Daedaluzz is a tool for automatically generating benchmarks for smart-contract fuzzers. The benchmark-generation approach takes inspiration from the Fuzzle benchmark generator for C-based fuzzers.

A key goal is to make it possible to compare as many different fuzzers as possible. For this reason, the benchmarks intentionally use a limited subset of Solidity to avoid language features that some tools could handle differently (or not at all).

Benchmark-Generation Approach

Each generated benchmark contract contains many assertions (some can fail, but others cannot due to infeasible path conditions). A fuzzer can create sequences of transactions that make those assertions fail. We can measure a fuzzer's performance by the number of distinct assertion violations that are found.

On a high level, each contract keeps track of the current position in a 2-dimensional maze of a fixed dimension (for instance, 7x7). Each transaction can move the current position to explore the maze. Some locations in the maze are unreachable (so-called "walls"), while others may contain a "bug" that can be found by the fuzzer when providing specific transaction inputs. Some of these bugs cannot be reached since the path conditions are infeasible.

The generated benchmarks try to capture two key challenges when fuzzing smart contracts:

  1. code that can only be reached by satisfying complex transaction-input constraints
  2. code that can only be reached by first reaching a specific state of the contract through multiple prior transactions

In the future, we may extend the benchmark generator to incorporate other challenges we often encounter when fuzzing real-world contracts. We are more than happy to discuss ideas for such extensions!

Benchmark Examples

We have used Daedaluzz to generate a set of 5 benchmark contracts (see generated-mazes folder).
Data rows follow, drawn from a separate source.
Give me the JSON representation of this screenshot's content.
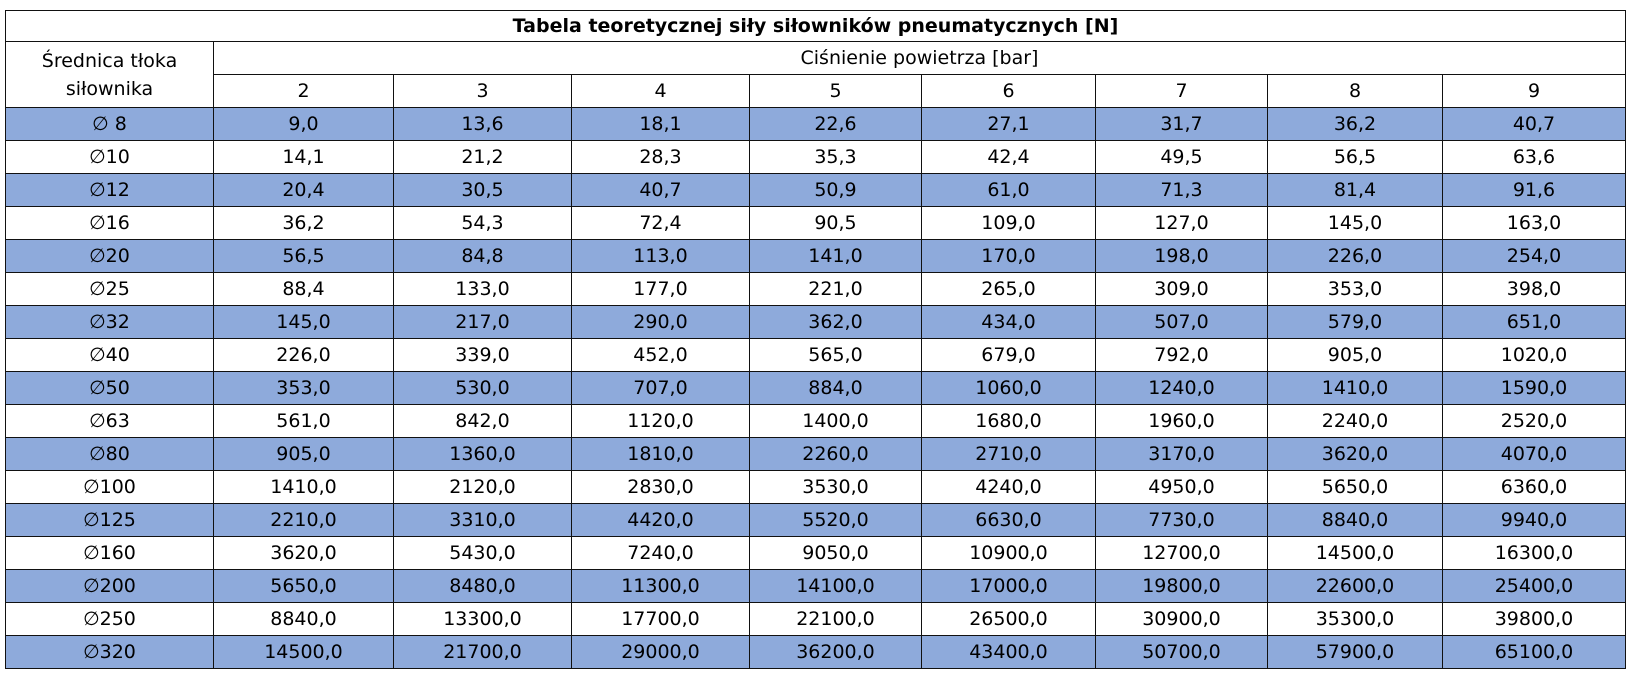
{
  "table": {
    "title": "Tabela teoretycznej siły siłowników pneumatycznych [N]",
    "row_header": "Średnica tłoka siłownika",
    "column_group": "Ciśnienie powietrza [bar]",
    "columns": [
      "2",
      "3",
      "4",
      "5",
      "6",
      "7",
      "8",
      "9"
    ],
    "rows": [
      [
        "∅ 8",
        "9,0",
        "13,6",
        "18,1",
        "22,6",
        "27,1",
        "31,7",
        "36,2",
        "40,7"
      ],
      [
        "∅10",
        "14,1",
        "21,2",
        "28,3",
        "35,3",
        "42,4",
        "49,5",
        "56,5",
        "63,6"
      ],
      [
        "∅12",
        "20,4",
        "30,5",
        "40,7",
        "50,9",
        "61,0",
        "71,3",
        "81,4",
        "91,6"
      ],
      [
        "∅16",
        "36,2",
        "54,3",
        "72,4",
        "90,5",
        "109,0",
        "127,0",
        "145,0",
        "163,0"
      ],
      [
        "∅20",
        "56,5",
        "84,8",
        "113,0",
        "141,0",
        "170,0",
        "198,0",
        "226,0",
        "254,0"
      ],
      [
        "∅25",
        "88,4",
        "133,0",
        "177,0",
        "221,0",
        "265,0",
        "309,0",
        "353,0",
        "398,0"
      ],
      [
        "∅32",
        "145,0",
        "217,0",
        "290,0",
        "362,0",
        "434,0",
        "507,0",
        "579,0",
        "651,0"
      ],
      [
        "∅40",
        "226,0",
        "339,0",
        "452,0",
        "565,0",
        "679,0",
        "792,0",
        "905,0",
        "1020,0"
      ],
      [
        "∅50",
        "353,0",
        "530,0",
        "707,0",
        "884,0",
        "1060,0",
        "1240,0",
        "1410,0",
        "1590,0"
      ],
      [
        "∅63",
        "561,0",
        "842,0",
        "1120,0",
        "1400,0",
        "1680,0",
        "1960,0",
        "2240,0",
        "2520,0"
      ],
      [
        "∅80",
        "905,0",
        "1360,0",
        "1810,0",
        "2260,0",
        "2710,0",
        "3170,0",
        "3620,0",
        "4070,0"
      ],
      [
        "∅100",
        "1410,0",
        "2120,0",
        "2830,0",
        "3530,0",
        "4240,0",
        "4950,0",
        "5650,0",
        "6360,0"
      ],
      [
        "∅125",
        "2210,0",
        "3310,0",
        "4420,0",
        "5520,0",
        "6630,0",
        "7730,0",
        "8840,0",
        "9940,0"
      ],
      [
        "∅160",
        "3620,0",
        "5430,0",
        "7240,0",
        "9050,0",
        "10900,0",
        "12700,0",
        "14500,0",
        "16300,0"
      ],
      [
        "∅200",
        "5650,0",
        "8480,0",
        "11300,0",
        "14100,0",
        "17000,0",
        "19800,0",
        "22600,0",
        "25400,0"
      ],
      [
        "∅250",
        "8840,0",
        "13300,0",
        "17700,0",
        "22100,0",
        "26500,0",
        "30900,0",
        "35300,0",
        "39800,0"
      ],
      [
        "∅320",
        "14500,0",
        "21700,0",
        "29000,0",
        "36200,0",
        "43400,0",
        "50700,0",
        "57900,0",
        "65100,0"
      ]
    ]
  }
}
Yet, one can easily generate new ones by modifying the random seed and other hyperparameters (for instance, numFuncParams, dimX, and maxDepth).
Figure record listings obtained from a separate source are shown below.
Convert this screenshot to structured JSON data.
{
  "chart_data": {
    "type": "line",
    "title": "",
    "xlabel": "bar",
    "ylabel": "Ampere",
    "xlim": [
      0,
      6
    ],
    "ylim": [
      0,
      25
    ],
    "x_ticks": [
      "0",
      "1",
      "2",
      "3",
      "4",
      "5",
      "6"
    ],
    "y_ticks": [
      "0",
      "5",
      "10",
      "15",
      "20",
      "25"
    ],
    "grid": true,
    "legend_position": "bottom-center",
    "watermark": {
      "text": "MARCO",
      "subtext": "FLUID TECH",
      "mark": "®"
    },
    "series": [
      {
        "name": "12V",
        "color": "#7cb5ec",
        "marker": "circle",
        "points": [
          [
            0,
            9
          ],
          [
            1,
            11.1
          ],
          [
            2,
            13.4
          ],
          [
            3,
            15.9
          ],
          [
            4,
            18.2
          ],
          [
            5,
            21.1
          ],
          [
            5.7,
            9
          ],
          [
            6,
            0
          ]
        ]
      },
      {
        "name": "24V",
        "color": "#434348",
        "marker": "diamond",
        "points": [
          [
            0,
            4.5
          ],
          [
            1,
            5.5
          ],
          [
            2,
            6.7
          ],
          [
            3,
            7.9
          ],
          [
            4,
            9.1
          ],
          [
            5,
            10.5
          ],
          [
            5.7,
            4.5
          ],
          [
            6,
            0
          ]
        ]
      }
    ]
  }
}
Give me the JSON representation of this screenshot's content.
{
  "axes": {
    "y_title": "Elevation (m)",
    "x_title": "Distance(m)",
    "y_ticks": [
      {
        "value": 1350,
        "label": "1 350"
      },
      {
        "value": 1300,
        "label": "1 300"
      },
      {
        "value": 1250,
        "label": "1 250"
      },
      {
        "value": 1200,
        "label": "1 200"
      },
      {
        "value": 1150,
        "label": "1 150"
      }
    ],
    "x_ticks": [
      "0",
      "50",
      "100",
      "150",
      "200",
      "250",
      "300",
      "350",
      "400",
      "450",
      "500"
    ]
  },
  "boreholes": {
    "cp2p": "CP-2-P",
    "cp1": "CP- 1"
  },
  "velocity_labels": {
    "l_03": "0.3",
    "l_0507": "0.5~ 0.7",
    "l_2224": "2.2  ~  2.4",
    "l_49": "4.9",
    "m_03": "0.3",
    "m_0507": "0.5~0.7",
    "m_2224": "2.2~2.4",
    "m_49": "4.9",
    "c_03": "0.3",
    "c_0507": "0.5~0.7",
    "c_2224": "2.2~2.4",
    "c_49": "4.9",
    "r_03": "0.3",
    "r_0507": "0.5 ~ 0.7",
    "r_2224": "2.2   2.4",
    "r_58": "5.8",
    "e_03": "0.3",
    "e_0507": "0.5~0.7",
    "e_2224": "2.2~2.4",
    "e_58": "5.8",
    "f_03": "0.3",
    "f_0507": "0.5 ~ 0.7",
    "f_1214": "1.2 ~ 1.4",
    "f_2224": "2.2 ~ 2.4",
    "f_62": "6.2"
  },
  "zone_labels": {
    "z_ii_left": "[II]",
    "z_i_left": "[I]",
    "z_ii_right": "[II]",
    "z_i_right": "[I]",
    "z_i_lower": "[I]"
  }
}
One can also tweak the benchmark generator to emit custom benchmark variants for fuzzers that do not support the default benchmarks. For instance, we have used it to produce custom benchmark instances for the Foundry/Forge fuzzer; see the foundry-code-generation branch and the files ending in .foundry.sol in the generated-mazes folder.

Benchmarking Infrastructure

The repository also includes infrastructure (for instance, scripts and Dockerfiles) to run several popular fuzzers on the generated benchmarks:

The run-all-fuzzers.sh script can be used to benchmark the above fuzzers, and the show-stats.py script can be used to aggregate and visualize the results.
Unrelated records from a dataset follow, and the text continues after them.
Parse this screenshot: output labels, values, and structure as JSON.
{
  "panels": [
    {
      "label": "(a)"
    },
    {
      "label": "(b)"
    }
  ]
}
Frequently Asked Questions

Why do the generated benchmarks use inputs of type uint64?

There are three main reasons:

  1. We observed that some fuzzers—specifically, ones that use constraint solvers—struggle with arithmetic operations of larger bit width (e.g., uint256). We wanted the benchmarks to be compatible with as many fuzzers as possible.
  2. By defaulting to 64-bit arithmetic, we could easily tweak Daedaluzz to generate benchmarks for other languages, such as C, and compare with even more fuzzers.
  3. One can easily increase the number of input bytes (potentially increasing the difficulty of benchmarks) by adjusting the numFuncParams parameter.

We are open to revisiting this design choice in the future.

How did you come up with the current hyperparameters?

We tried several settings but did not exhaustively evaluate each hyperparameter. The main goal was to find a configuration that produces challenging benchmarks that fit into the EVM code size limit.

We are open to making changes to these hyperparameters in the future.

We want to avoid that fuzzer developers overfit their tools to this specific version of the benchmarks. For this reason, we are considering adjusting the benchmarks regularly (for instance, once or twice a year). Benchmark generation tools, such as Daedaluzz, simplify this task significantly.

Will a fuzzer that performs well on these benchmarks also perform well for my code?

Not necessarily. The only way to know is to try the fuzzer on your code. If you have the time, you should always try as many fuzzers as possible. However, it is probably not worth your time to try a fuzzer on your code if it performs poorly on these benchmarks.